Hi blog. It’s been awhile.
Four months to be exact. I’m pretty sure that’s the longest I’ve ever gone without blogging. It’s not because of lack of content but because I’ve been crazy busy. Lots of things have changed for the better since that last post in November. I guess I’ll start from there.
Last November I was feeling really depressed and overwhelmed. Not because of work but because of my own anxiety and personal demons. I was diagnosed with depression and body dysmorphic disorder way back in high school, but because of my own fears and stereotypes I never considered getting any type of serious help for it. It was just something that I thought I could handle on my own, and I did, but the older I got the worse it got. Pair that with a career and adult responsibilities and it’s a recipe for a pretty unhappy life. I woke up one day feeling so awful that I made a doctor’s appointment and met my current doctor. He wears khakis with cowboy boots and has this strange (yet oddly calming) habit of closing his eyes when he speaks. His first suggestion was a therapist for professional women – a nice idea but the thought of talking to a stranger about my personal issues made me want to throw myself into traffic. The irony that I write all of this in a blog post to thousands of readers isn’t lost on me. He suggested an anti-depressant and I refused. I didn’t want to be a vacant zombie. Emotion is what drives my creativity and creativity is what makes my career. Again, these stigmas and stereotypes prevented me from being open minded to getting help which I was in desperate need of. Flash forward to four months later and that medicine saved my life. I’m not a zombie, I’m not vacant. I’m still creative. The only difference now is that it’s easier for me to get out of bed, make (and actually keep) plans with my friends, and not hate myself entirely. Depression never goes away, I still have my days because it is apart of me – it’s just how I’m wired. The only thing I would change is that I wish I would have gotten help and learned how to manage it earlier. I’m telling you this dear followers because maybe if you hear my story you’d look more closely at your own friends and loved ones – it’s pretty easy to hide. This blog post will probably come at a surprise to many people that think they know me and that’s ok. If it helps one person I’ll be thankful.
My other news is that I have a new job in the crazy world of advertising as a staff multimedia creative. I’m not leaving journalism completely and I’ll still being taking news assignments on a limited basis, but it is no longer my priority at this time. Journalism has given me insight to so much. It has taught me patience, communication, critical thinking and has allowed me to cross paths with some of the most talented and loyal colleagues that I can call some of my closest friends. There’s nothing like the bond between you and the journalists who have seen some shit with you and there’s been a lot of that in the past two years. Trust me when I say the serious stuff takes a lot out of you.
*Speaking of serious stuff, view my Inauguration Day and Women’s March photos here. I never did a blog post on them and it was a rough two days.
I’ve been shooting since I was seventeen and had my first big publication in USA Today when I was twenty-one. Since then my photos have been published in The Baltimore Sun, Baltimore Business Journal, Buzzfeed News, The Weather Channel, Baltimore Magazine, LA Times, Orlando Sentinel, and Getty Images among others. I’ve had a crazy photojournalism career and I’m so thankful for it. I’ve saved every press pass and they hang on my wall, right near my bed. However, the freelance life isn’t something I want to cement myself in anymore, at least not as my main focus. It’s not practical with more and more publications downsizing their staff, cutting their budgets, and phasing out freelancers. Don’t get me wrong, I DO make decent money doing full time freelance but at some point I know that’s going to fizzle out. I know so many extremely talented freelancers with way more experience and time in the industry than I have struggling to get assignments and to pay their bills. Some of the greatest in the business have been laid off.

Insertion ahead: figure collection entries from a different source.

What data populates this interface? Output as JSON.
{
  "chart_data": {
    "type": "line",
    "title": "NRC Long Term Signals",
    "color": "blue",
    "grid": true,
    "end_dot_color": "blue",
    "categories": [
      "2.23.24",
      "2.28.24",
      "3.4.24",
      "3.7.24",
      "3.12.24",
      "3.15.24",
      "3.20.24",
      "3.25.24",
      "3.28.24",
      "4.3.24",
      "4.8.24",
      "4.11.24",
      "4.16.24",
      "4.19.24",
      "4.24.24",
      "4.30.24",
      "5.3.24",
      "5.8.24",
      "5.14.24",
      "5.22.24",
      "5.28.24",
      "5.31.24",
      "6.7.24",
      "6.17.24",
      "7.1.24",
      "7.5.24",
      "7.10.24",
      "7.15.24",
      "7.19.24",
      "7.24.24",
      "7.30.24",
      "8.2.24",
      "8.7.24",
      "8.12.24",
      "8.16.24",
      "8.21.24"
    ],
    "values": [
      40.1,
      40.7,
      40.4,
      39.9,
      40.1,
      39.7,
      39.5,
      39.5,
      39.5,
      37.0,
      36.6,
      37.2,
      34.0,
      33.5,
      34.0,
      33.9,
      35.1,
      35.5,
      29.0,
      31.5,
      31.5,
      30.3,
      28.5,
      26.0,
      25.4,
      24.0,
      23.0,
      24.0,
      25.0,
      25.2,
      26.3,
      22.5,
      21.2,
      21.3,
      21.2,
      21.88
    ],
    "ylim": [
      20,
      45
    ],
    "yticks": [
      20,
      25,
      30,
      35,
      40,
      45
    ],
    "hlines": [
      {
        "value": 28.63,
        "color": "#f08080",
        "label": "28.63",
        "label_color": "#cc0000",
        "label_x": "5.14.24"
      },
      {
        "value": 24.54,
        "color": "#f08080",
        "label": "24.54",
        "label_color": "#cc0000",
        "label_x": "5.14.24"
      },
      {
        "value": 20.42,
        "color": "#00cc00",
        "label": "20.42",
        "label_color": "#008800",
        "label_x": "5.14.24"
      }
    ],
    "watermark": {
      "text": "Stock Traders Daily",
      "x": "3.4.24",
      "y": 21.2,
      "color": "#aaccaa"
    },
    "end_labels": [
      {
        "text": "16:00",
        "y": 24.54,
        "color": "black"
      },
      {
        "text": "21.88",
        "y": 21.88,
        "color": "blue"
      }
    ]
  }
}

I’m at a point now where I want a solid future when it comes to a savings account, retirement and a long-term career (crazy, right?) Working at an advertising agency not only gives me that but it also lets me spread my wings creatively as well. I miss working with a creative team, the freelance life is lonely. It’s nice to get detailed criticism and feedback. This particular agency has been around for decades and has a very notable client list. I can still shoot the same way I do now, just have a lot more leeway with my personal vision. I’m also learning video and production, something that I couldn’t afford to go to graduate school for – y’all remember the Corcoran/George Washington fiasco? I guess it all works out if you’re met to do something; there are so many different routes to an end goal. I’m really excited to try more creative things and utilize both my writing and photo skills. I need to put that Master’s Degree to use! I hope this explains my decision more clearly, I was pretty vague about it on social media and got a lot of questions.
Later in life I expect to engage in and prioritize journalism again and I’m not disappearing from it completely. My ideal journalism project would be an extended photo and written journalism piece I could work on for a bit in my spare time. We’ll see what life throws at me.
In other, more simple news I’ve switched completely over to mirrorless for photo assignments and I’m now workin’ with a Fuji XT2 and a Fuji XT10. I’ll probably trade in the latter for a second of the former.
I know this was a long one, so thanks so much for reading all the way through. Always appreciated.